Founding Farmers is a DC restaurant which has adopted the distillery's rye and gin putting their own labels on the bottles. Copper Fox is also opening a new distillery down in Williamsburg. But the best news of all is that in about 2 weeks they will be opening their tasting rooms. Finally!
After our tour we drove slowly through the town and Paul demanded that Steve stop the car as he'd seen a photo he wanted to take. Curious I got out of the car also and shadowed him as he walked up the road, stopping and starting then finally deciding on the perfect spot to take his photo. I took one also.
We had to show him the advertising highlight in town and then as we walked back to the car I spotted this little gnome basking in a sunspot on a wall.
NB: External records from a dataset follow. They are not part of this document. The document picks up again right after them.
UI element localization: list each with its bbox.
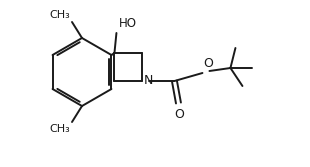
Text: CH₃: CH₃ [49,10,70,20]
Text: N: N [144,73,153,87]
Text: HO: HO [118,17,136,30]
Text: CH₃: CH₃ [49,124,70,134]
Text: O: O [175,108,184,121]
Text: O: O [203,57,213,70]
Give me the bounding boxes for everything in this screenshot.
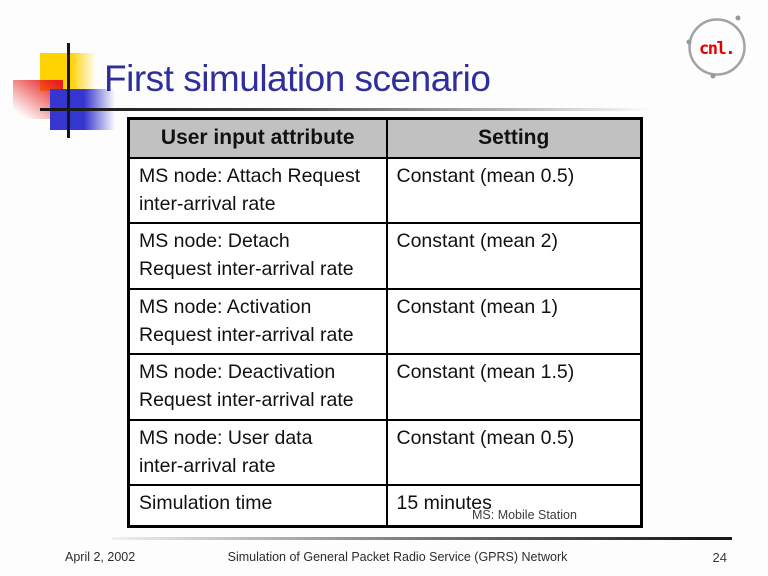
simulation-settings-table: User input attribute Setting MS node: At… bbox=[127, 117, 643, 528]
footer-presentation-title: Simulation of General Packet Radio Servi… bbox=[227, 550, 568, 564]
footer-divider bbox=[112, 537, 732, 540]
cnl-logo-icon: cnl. bbox=[686, 15, 746, 79]
attribute-cell: MS node: Deactivation Request inter-arri… bbox=[127, 353, 388, 421]
attribute-cell: MS node: Attach Request inter-arrival ra… bbox=[127, 156, 388, 225]
title-underline bbox=[40, 108, 665, 111]
attribute-cell: Simulation time bbox=[127, 484, 388, 528]
setting-cell: Constant (mean 0.5) bbox=[385, 418, 643, 487]
table-header-row: User input attribute Setting bbox=[127, 117, 643, 159]
setting-cell: Constant (mean 0.5) bbox=[385, 156, 643, 225]
header-user-input-attribute: User input attribute bbox=[127, 117, 388, 159]
table-footnote: MS: Mobile Station bbox=[472, 508, 577, 522]
header-setting: Setting bbox=[385, 117, 643, 159]
table-row: MS node: Deactivation Request inter-arri… bbox=[127, 353, 643, 421]
attribute-cell: MS node: Detach Request inter-arrival ra… bbox=[127, 222, 388, 290]
attribute-cell: MS node: Activation Request inter-arriva… bbox=[127, 287, 388, 356]
table-row: MS node: Activation Request inter-arriva… bbox=[127, 287, 643, 356]
table-row: MS node: Attach Request inter-arrival ra… bbox=[127, 156, 643, 225]
setting-cell: 15 minutes bbox=[385, 484, 643, 528]
cnl-logo-text: cnl. bbox=[699, 39, 734, 59]
decoration-vertical-line bbox=[67, 43, 70, 138]
table-row: MS node: Detach Request inter-arrival ra… bbox=[127, 222, 643, 290]
table-row: MS node: User data inter-arrival rate Co… bbox=[127, 418, 643, 487]
footer-date: April 2, 2002 bbox=[65, 550, 136, 564]
setting-cell: Constant (mean 1.5) bbox=[385, 353, 643, 421]
table-row: Simulation time 15 minutes bbox=[127, 484, 643, 528]
setting-cell: Constant (mean 1) bbox=[385, 287, 643, 356]
setting-cell: Constant (mean 2) bbox=[385, 222, 643, 290]
slide-title: First simulation scenario bbox=[104, 58, 491, 99]
footer-page-number: 24 bbox=[712, 550, 727, 565]
attribute-cell: MS node: User data inter-arrival rate bbox=[127, 418, 388, 487]
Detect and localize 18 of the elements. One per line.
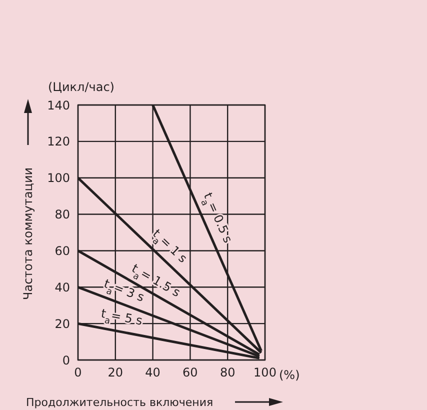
y-tick-label: 100 <box>47 171 70 186</box>
text: (%) <box>279 368 300 382</box>
y-tick-label: 80 <box>54 208 70 222</box>
y-tick-label: 140 <box>47 98 70 112</box>
y-tick-label: 60 <box>54 244 70 258</box>
y-tick-label: 20 <box>54 316 70 331</box>
y-tick-label: 40 <box>54 280 70 294</box>
x-tick-label: 80 <box>220 366 236 380</box>
x-axis-title: Продолжительность включения <box>26 396 214 409</box>
y-tick-label: 0 <box>62 353 70 368</box>
text: (Цикл/час) <box>48 80 114 94</box>
x-tick-label: 0 <box>74 366 82 380</box>
x-tick-label: 60 <box>182 366 198 380</box>
x-tick-label: 20 <box>108 366 124 380</box>
x-tick-label: 40 <box>145 366 160 380</box>
x-tick-label: 100 <box>254 366 276 380</box>
y-axis-title: Частота коммутации <box>21 167 35 300</box>
y-tick-label: 120 <box>47 134 70 149</box>
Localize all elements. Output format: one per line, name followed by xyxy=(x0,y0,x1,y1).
We drove back to Meadow House and sat on the patio, cracking open Steve's single malt from Copper Fox and sparking up cigars, this time a little smaller and easier for me to handle.
This was the last photo I took of Paul before he left. I was howling as I took it and marveled at how I hadn't blurred the shot. This guy is a riot, and I told him it had been a joy meeting him.I think I can honestly say he's the most colorful guy I've ever met in America, as well as being a mine of information. At the end of the evening I hugged them both goodbye and then rushed indoors, frantically trying to record all the useful information he'd given me, including how to make horseradish sauce. His children are going to have a wonderful childhood.